OK seriously about the flywheel

ninja500r

Seaman Apprentice
Joined
Apr 11, 2007
Messages
30
Hi there. I have been lurking about and this is my first post.

I have an '86 Merc75 that has a bad stator. Well the stator itself might be ok but the yellow wires coming from it are like completely gone. At least an inch of them disintegrated between the stator and the rectifier. These are the charging wires (right?) that have a lot of current, is that why they corroded away to nothing?

So I figure a new one is in order. We got the boat from my wife's parents for free and did run it once. It ran fine but when we were bringing it in it didn't want to idle. So maybe the low speed windings on the stator are bad. This was before I realized the yellow wires were as bad as the are. But hey it ran good.

THE BIG QUESTION IS: seriously what's the deal with the flywheel. Why is Merc such a pain with the lame special tool. Several of the posters here have removed the little bolts that fix the flexplate to the hub and seemed to get away with it. SO SERIOUSLY if I number each little bolt and mark the flexplate so it goes on just the same way it came off I'll be fine right? I'll even line up the flywheel to TDC before I take it apart. That's OK right?

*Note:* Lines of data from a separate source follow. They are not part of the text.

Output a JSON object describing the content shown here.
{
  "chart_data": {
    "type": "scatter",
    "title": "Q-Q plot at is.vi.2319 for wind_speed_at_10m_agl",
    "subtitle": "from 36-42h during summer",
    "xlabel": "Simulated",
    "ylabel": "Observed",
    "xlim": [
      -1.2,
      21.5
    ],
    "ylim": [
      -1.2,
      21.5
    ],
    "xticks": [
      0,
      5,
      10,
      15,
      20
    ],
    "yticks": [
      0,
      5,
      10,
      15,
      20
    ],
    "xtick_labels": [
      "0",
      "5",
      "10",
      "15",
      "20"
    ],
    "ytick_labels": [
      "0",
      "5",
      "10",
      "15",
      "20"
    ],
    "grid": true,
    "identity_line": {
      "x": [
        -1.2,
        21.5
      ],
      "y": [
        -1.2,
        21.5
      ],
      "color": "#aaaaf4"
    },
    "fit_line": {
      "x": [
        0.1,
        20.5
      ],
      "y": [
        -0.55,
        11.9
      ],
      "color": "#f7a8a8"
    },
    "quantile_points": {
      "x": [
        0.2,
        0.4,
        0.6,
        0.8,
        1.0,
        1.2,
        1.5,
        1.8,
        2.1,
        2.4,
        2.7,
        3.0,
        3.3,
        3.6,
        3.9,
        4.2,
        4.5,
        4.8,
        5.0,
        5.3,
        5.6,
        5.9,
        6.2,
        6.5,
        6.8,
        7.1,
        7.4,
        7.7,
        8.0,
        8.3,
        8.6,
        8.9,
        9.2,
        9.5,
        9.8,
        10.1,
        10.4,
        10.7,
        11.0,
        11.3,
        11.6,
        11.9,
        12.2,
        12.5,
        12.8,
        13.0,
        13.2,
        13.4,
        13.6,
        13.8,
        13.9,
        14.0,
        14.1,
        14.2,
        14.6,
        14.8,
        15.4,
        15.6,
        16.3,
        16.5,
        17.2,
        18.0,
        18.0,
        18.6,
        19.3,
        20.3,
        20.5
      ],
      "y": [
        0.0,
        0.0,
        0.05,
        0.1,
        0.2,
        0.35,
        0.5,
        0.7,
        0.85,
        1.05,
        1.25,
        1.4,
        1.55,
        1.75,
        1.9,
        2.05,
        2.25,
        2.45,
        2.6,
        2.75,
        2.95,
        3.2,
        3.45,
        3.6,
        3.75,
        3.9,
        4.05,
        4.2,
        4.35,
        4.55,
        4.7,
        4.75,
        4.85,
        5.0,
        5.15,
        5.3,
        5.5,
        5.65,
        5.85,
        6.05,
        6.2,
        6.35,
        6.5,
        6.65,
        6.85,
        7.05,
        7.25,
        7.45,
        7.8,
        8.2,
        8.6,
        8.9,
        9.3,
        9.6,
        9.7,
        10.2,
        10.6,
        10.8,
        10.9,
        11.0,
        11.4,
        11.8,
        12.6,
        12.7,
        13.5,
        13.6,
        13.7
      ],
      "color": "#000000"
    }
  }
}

Nothing like a long first post, thanks all...
 

jebeebe

Petty Officer 1st Class
Joined
Nov 26, 2006
Messages
322
Re: OK seriously about the flywheel

Hi,
Yes if you can mark the flywheel before you take it off, just an I.D. mark by one bolt hole and on the flywheel hub is good enough. You don't have to do the top dead center thing as it can't get out of time anyway. It's just if you don't mark it first you have lost it. I took mine off with a homemade puller, but I have a machine shop. It takes a ridgid plate (3/4 steel) and about a 1/8 turn of a wrench and it pops off. If not it takes a lot of hammering (certainly not recomended) unless you want to pop for a $700 flywheel. I took two of the little bolts out and bolted a plate across the top and screwed a 3/4 bolt down against the flywheel nut (loosly screwed on) and it popped. There is a tapered spline on the crank with a tooth missing so you can only get it back on one way. Don't lay the flywheel on anything steel as it can mess up the magnets in it. If you take the trigger out, be carefull not to put the linkage in a bind or you will break off the plastic piece that the linkage hooks to. I did, and rather than pay $ 180 for a new one I repaired it with JB weld. Hope it holds. I think it will. Well, I hope I have helped you. I have a 60 hp 3 cyl which is the same block as the 70 and 80 I guess...................Jerry
 

DHPMARINE

Captain
Joined
Dec 16, 2003
Messages
3,688
Re: OK seriously about the flywheel

If two of those bolts are directly opposite each other,it may work.Better if three bolts will line up to a three bolt puller.

But in the real world,the factory puller is the best way.You can even thread an eyebolt into it and use it as a lift ring.